Deep Learning: How Does It Work? Part 1

In this article, you will learn





-What is the essence of deep learning -What are



activation functions for



-What is FCNN



-What tasks can FCNN solve -What



are the disadvantages of FCNN and how to deal with them




Small introduction



This is the beginning of a series of articles about what tasks are in DL, networks, architectures, principles of work, how certain tasks are solved and why one is better than the other.



What preliminary skills are needed to understand everything? It's difficult to say, but if you know how to google or ask questions correctly, then I'm sure my series of articles will help you understand a lot.



What's the point of deep learning?



The bottom line is to build some algorithm that would take X as input and predict Y. If we write Euclid's algorithm for finding GCD, then we just write cycles, conditions, assignments and that's all - we know how to build such an algorithm. And how to build an algorithm that takes an image as input and says a dog or a cat? Or nothing at all? And the algorithm, at the input of which we submit the text and want to know - what genre is it? It's so easy to write cycles and conditions with pens - here neural networks, deep learning and all these buzzwords come to the rescue.



More formally and a little about activation functions



Formally speaking, we want to build a function from a function from a function ... from the input parameter X and the weights of our network W, which would give us some result. It is important to note here that we cannot simply take many linear functions, since superposition of linear functions - linear function. Then any deep network is analogous to a network with two layers (input and output). Why do we need nonlinearity? Our parameters, which we want to learn how to predict, may non-linearly depend on the input data. Non-linearity is achieved by using different activation functions on each layer.

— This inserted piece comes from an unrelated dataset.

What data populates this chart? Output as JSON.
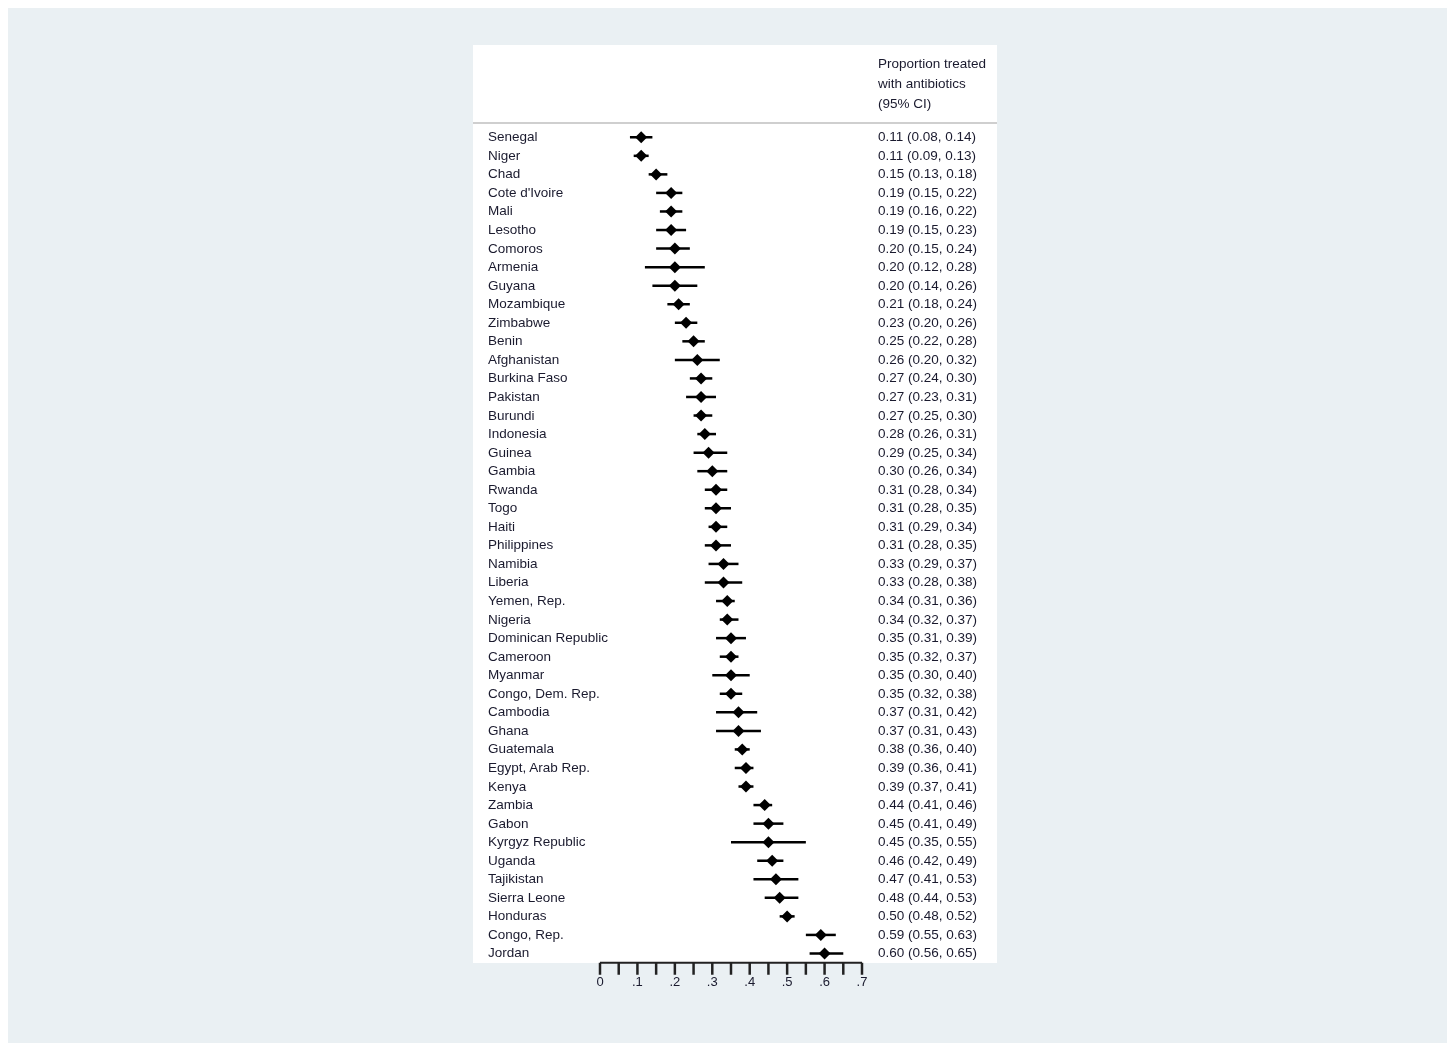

Fully-connected neural networks (FCNN)



Just a fully connected neural network. It looks something like this:



image



The bottom line is that each neuron of one layer is connected with each neuron of the next and the previous one (if any).



The first layer is the entrance. For example, if we want to feed a 256x256x3 image to the input of such a network, then we need exactly 256x256x3 neurons in the input layer (each neuron will receive 1 component (R, G or B) of a pixel). If we want to show the height of a person, his weight and 23 more features, then we need 25 neurons in the input layer. The number of neurons in the output is the number of features that we want to predict. It can be either 1 feature or all 100. In the general case, by the output layer of the network, one can almost certainly say what problem it solves.

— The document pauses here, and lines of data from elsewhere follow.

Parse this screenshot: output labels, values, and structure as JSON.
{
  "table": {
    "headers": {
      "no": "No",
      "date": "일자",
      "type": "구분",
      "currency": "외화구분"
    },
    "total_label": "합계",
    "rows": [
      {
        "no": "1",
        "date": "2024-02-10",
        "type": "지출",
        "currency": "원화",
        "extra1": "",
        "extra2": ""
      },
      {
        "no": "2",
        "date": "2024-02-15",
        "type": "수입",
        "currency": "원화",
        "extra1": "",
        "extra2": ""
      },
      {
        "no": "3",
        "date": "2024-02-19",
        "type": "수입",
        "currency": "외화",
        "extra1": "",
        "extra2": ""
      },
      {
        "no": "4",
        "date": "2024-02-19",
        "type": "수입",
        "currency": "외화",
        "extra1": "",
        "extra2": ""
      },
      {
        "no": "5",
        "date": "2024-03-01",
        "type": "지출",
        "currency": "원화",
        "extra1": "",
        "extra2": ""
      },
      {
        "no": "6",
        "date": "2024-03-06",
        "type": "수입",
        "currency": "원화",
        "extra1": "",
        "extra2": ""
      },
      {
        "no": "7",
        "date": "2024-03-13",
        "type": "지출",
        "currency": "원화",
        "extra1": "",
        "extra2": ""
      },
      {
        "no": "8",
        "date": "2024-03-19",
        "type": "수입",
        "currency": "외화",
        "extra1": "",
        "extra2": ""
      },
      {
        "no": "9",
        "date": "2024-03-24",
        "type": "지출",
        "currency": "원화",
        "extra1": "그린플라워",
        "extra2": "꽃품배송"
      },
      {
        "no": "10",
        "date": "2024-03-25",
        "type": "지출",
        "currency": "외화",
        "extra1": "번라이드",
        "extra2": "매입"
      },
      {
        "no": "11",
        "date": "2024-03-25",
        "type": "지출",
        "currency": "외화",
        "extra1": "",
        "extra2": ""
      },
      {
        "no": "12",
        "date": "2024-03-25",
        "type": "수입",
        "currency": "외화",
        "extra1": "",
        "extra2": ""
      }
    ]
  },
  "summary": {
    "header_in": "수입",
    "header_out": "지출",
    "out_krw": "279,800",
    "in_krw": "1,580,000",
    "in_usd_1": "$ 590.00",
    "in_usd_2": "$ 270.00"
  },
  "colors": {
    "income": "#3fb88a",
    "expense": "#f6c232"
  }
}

Each connection between neurons is a weight that is trained by the backpropagation algorithm, which I wrote about here .



What tasks can FCNN solve?



-Regression problem . For example, predicting the value of a store based on some input criteria such as country, city, street, traffic, etc.



-Problem of classification . For example, the classic is MNIST classification.



-I will not undertake to say about the task of segmentation and object detection using FCNN. Maybe someone will share in the comments :)



Disadvantages of FCNN



  1. The neurons of one layer do not have "common" information (all weights in the network are unique).
  2. A huge number of trained parameters (weights), if we want to train the network in photographs.


What to do about these disadvantages? Convolutional Neural Networks (CNN) is all right. This is what my next article will be about.



Conclusion



I don't see much point in dwelling on fully connected neural networks for a very long time. If anyone is interested in the very implementation of such networks, then here you can see and read about my implementation.